Congo, fallisce l’asse Bonino-Kyenge. Trattenuti i bimbi adottati

Fallisce miseramente la mediazione della Farnesina e della Kyenge per le famiglie italiane bloccate in Congo con i figli adottivi di nazionalità congolese.
Le rassicurazioni della Bonino, così come quelle della congolese Kyenge divenuta ministro per l’integrazione italiano, non sono servite a nulla. «Sono ancora a Kinshasa, ma presto torneremo a Bari, purtroppo senza nostra figlia, per ora….», scrive  su Facebook Massimo De Toma, il papà barese bloccato a Kinshasa con altre 23 famiglie italiane che da due mesi sono nel Congo per riportare in Italia i loro bambini adottati.
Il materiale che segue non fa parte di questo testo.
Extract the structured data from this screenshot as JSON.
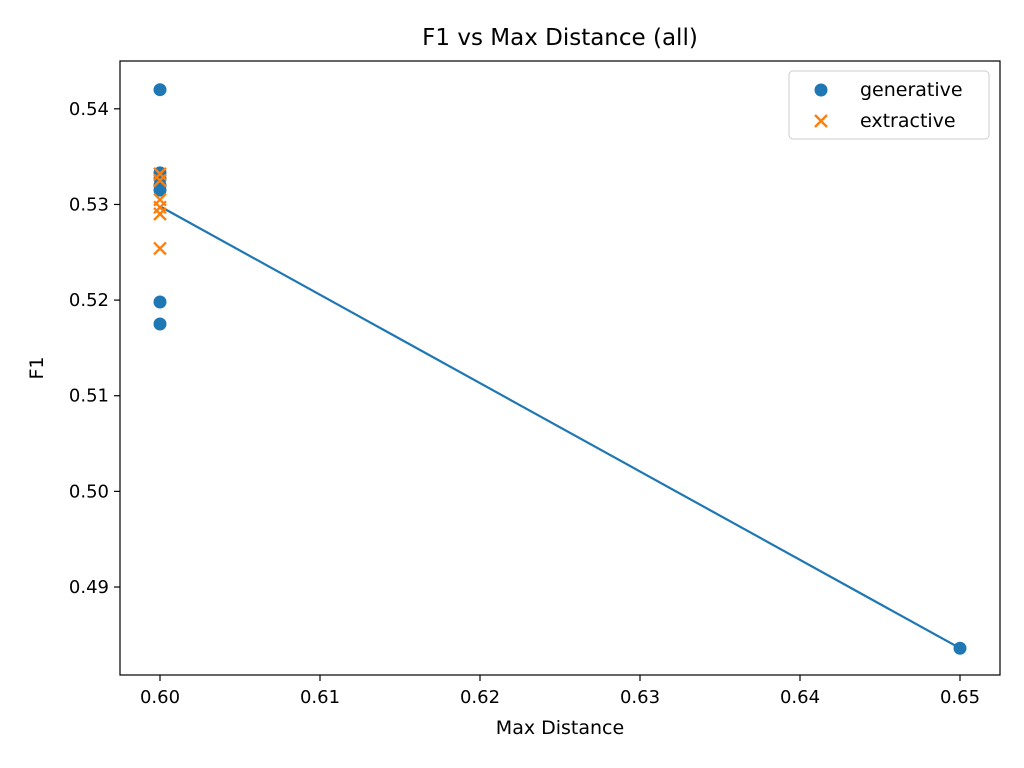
{
  "chart_data": {
    "type": "scatter",
    "title": "F1 vs Max Distance (all)",
    "xlabel": "Max Distance",
    "ylabel": "F1",
    "xlim": [
      0.5975,
      0.6525
    ],
    "ylim": [
      0.4808,
      0.545
    ],
    "xticks": [
      "0.60",
      "0.61",
      "0.62",
      "0.63",
      "0.64",
      "0.65"
    ],
    "yticks": [
      "0.49",
      "0.50",
      "0.51",
      "0.52",
      "0.53",
      "0.54"
    ],
    "grid": false,
    "legend_position": "top-right",
    "series": [
      {
        "name": "generative",
        "marker": "circle",
        "color": "#1f77b4",
        "points": [
          {
            "x": 0.6,
            "y": 0.542
          },
          {
            "x": 0.6,
            "y": 0.5333
          },
          {
            "x": 0.6,
            "y": 0.5327
          },
          {
            "x": 0.6,
            "y": 0.532
          },
          {
            "x": 0.6,
            "y": 0.5315
          },
          {
            "x": 0.6,
            "y": 0.5198
          },
          {
            "x": 0.6,
            "y": 0.5175
          },
          {
            "x": 0.65,
            "y": 0.4836
          }
        ]
      },
      {
        "name": "extractive",
        "marker": "x",
        "color": "#ff7f0e",
        "points": [
          {
            "x": 0.6,
            "y": 0.5332
          },
          {
            "x": 0.6,
            "y": 0.5325
          },
          {
            "x": 0.6,
            "y": 0.5305
          },
          {
            "x": 0.6,
            "y": 0.5297
          },
          {
            "x": 0.6,
            "y": 0.529
          },
          {
            "x": 0.6,
            "y": 0.5254
          }
        ]
      }
    ],
    "trend_line": {
      "color": "#1f77b4",
      "points": [
        {
          "x": 0.6,
          "y": 0.5298
        },
        {
          "x": 0.65,
          "y": 0.4836
        }
      ]
    }
  }
}
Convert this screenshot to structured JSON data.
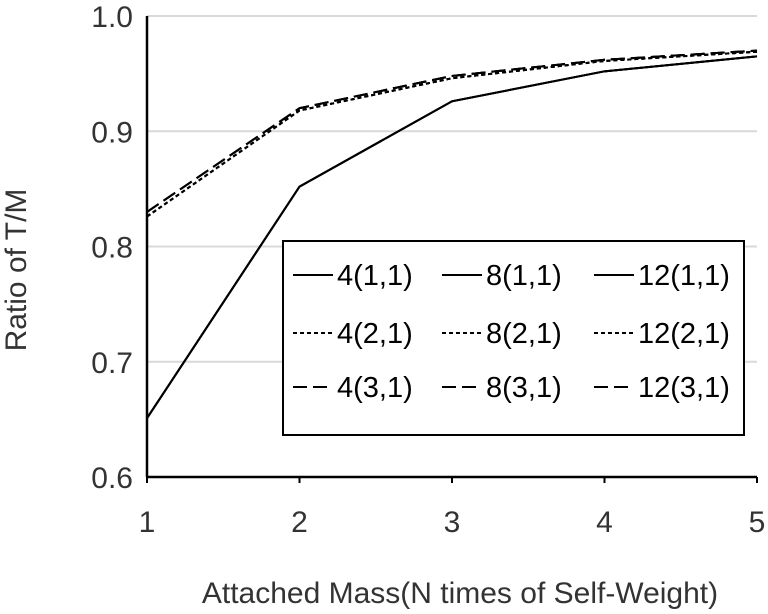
{
  "chart_data": {
    "type": "line",
    "title": "",
    "xlabel": "Attached Mass(N times of Self-Weight)",
    "ylabel": "Ratio of T/M",
    "x": [
      1,
      2,
      3,
      4,
      5
    ],
    "x_tick_labels": [
      "1",
      "2",
      "3",
      "4",
      "5"
    ],
    "y_tick_labels": [
      "0.6",
      "0.7",
      "0.8",
      "0.9",
      "1.0"
    ],
    "xlim": [
      1,
      5
    ],
    "ylim": [
      0.6,
      1.0
    ],
    "grid": "horizontal",
    "legend_position": "center-right",
    "series": [
      {
        "name": "4(1,1)",
        "style": "solid",
        "values": [
          0.651,
          0.852,
          0.926,
          0.952,
          0.965
        ]
      },
      {
        "name": "8(1,1)",
        "style": "solid",
        "values": [
          0.651,
          0.852,
          0.926,
          0.952,
          0.965
        ]
      },
      {
        "name": "12(1,1)",
        "style": "solid",
        "values": [
          0.651,
          0.852,
          0.926,
          0.952,
          0.965
        ]
      },
      {
        "name": "4(2,1)",
        "style": "dotted",
        "values": [
          0.826,
          0.918,
          0.946,
          0.961,
          0.969
        ]
      },
      {
        "name": "8(2,1)",
        "style": "dotted",
        "values": [
          0.826,
          0.918,
          0.946,
          0.961,
          0.969
        ]
      },
      {
        "name": "12(2,1)",
        "style": "dotted",
        "values": [
          0.826,
          0.918,
          0.946,
          0.961,
          0.969
        ]
      },
      {
        "name": "4(3,1)",
        "style": "dashed",
        "values": [
          0.83,
          0.92,
          0.948,
          0.962,
          0.97
        ]
      },
      {
        "name": "8(3,1)",
        "style": "dashed",
        "values": [
          0.83,
          0.92,
          0.948,
          0.962,
          0.97
        ]
      },
      {
        "name": "12(3,1)",
        "style": "dashed",
        "values": [
          0.83,
          0.92,
          0.948,
          0.962,
          0.97
        ]
      }
    ],
    "colors": {
      "line": "#000000",
      "grid": "#d9d9d9",
      "text": "#333333"
    }
  }
}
A causa dei disordini che si stanno verificando a Kinshasa dove i ribelli hanno occupato i punti nevralgici della Capitale, sembra allontanarsi sempre di più la possibilità che la Direzione generale per l’immigrazione della Repubblica democratica del Congo, possa concedere il visto d’uscita ai bambini adottati, ancora a tutti gli effetti congolesi. Né potranno essere rinnovati i visti agli italiani attualmente in Congo.
Inoltre, pare che le pratiche per l’adozione dovranno essere esaminate poi in Italia da una delegazione congolese. La mediazione in Congo della delegazione della Farnesina e del ministero dell’integrazione italiano, dunque, al momento non sembrano aver sortito gli effetti sperati dalle famiglie italiane, cioè poter tornare in Italia con i loro figli. Qualche giorno fa fu proprio il barese De Toma a dichiarare che «tornare senza i nostri figli sarebbe stata una evidente sconfitta politica del nostro Paese». Ora l’epilogo.
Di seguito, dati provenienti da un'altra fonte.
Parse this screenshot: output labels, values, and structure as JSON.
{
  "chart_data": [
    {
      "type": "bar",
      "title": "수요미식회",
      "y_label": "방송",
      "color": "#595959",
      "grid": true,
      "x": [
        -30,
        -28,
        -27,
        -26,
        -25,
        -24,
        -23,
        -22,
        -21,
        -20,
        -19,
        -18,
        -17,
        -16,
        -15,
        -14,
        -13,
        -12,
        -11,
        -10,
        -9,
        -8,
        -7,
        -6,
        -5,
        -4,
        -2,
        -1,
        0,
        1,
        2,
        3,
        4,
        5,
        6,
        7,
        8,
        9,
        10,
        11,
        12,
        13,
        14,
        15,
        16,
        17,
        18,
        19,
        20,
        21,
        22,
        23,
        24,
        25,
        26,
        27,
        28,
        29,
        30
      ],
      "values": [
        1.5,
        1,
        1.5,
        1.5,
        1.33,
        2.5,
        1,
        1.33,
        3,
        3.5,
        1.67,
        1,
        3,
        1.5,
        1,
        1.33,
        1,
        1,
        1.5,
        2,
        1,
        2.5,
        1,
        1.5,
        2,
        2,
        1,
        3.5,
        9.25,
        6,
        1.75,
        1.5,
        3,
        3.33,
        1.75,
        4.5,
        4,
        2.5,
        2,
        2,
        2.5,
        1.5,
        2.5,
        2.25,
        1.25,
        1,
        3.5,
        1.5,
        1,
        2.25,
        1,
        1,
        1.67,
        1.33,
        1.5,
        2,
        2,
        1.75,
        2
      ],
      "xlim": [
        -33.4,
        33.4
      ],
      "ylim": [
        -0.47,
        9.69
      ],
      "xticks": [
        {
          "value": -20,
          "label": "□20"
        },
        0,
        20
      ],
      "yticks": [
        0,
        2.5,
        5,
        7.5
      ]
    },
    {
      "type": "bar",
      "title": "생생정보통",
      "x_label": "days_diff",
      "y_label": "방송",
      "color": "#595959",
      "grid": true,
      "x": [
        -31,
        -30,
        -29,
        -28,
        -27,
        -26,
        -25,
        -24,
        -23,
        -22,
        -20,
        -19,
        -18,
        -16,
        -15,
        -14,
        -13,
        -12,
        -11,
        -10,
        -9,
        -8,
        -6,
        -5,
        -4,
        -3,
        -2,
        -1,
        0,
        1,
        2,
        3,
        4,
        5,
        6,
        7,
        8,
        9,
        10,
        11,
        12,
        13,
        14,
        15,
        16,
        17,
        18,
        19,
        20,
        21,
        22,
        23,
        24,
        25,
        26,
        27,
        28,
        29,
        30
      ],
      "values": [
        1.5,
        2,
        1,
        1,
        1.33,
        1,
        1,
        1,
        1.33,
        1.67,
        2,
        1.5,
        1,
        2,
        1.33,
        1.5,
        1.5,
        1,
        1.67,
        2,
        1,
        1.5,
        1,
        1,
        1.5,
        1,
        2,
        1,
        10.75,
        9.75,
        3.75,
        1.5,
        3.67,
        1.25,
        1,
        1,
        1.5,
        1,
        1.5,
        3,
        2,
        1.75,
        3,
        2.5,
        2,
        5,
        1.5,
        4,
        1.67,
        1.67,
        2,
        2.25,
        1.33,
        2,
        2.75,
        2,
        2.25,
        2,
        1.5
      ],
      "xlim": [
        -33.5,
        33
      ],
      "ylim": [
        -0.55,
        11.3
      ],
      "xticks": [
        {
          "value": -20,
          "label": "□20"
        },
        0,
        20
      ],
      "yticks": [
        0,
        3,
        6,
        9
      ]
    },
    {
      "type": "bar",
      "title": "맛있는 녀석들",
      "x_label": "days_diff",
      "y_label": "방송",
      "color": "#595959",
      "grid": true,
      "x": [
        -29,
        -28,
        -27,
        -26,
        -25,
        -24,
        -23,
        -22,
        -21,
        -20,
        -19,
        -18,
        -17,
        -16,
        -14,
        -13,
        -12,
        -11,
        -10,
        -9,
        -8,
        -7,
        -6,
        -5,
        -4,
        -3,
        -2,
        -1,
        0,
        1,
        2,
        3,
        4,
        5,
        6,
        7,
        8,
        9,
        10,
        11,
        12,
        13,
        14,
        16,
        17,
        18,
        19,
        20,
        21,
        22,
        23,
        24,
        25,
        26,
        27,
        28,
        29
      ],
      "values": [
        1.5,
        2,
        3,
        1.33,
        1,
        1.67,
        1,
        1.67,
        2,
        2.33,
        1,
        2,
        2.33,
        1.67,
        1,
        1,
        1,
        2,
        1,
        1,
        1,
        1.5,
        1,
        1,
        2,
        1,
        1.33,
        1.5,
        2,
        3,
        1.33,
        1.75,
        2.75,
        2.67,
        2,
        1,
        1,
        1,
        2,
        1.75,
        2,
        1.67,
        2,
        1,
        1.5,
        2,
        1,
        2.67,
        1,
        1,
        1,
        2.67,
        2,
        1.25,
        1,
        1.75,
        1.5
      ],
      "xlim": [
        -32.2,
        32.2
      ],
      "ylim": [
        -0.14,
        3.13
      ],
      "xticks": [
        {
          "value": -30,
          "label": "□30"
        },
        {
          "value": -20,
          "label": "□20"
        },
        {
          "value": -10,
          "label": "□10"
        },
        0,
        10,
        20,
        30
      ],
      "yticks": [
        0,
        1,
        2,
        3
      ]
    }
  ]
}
La vicenda è ancora più amara proprio perché nella trattativa era entrata anche la Kyenge, congolese e che,da ministro dell’integrazione italiano, ha la delega alle adozioni internazionali.
«Le difficoltà sono tante», si era difesa la Kyenge. Quel che è certo è che la ministra italo-congolese, appena insediata, come presidente della Commissione adozioni internazionali, aveva snocciolato quelli che sarebbero stati i punti della sua agenda in tema di adozioni internazionali: snellire la burocrazia che è troppo lunga, abbattere i costi e ottenere maggiori garanzie da parte di quei Paesi che, come il Congo, danno i loro bambini in adozione. Un libro dei sogni rimasto tale e quale. Il Congo ha riportato velocemente la sua ex-concittadina con i piedi per terra. Facendole fare una figuraccia, questa sì davvero internazionale.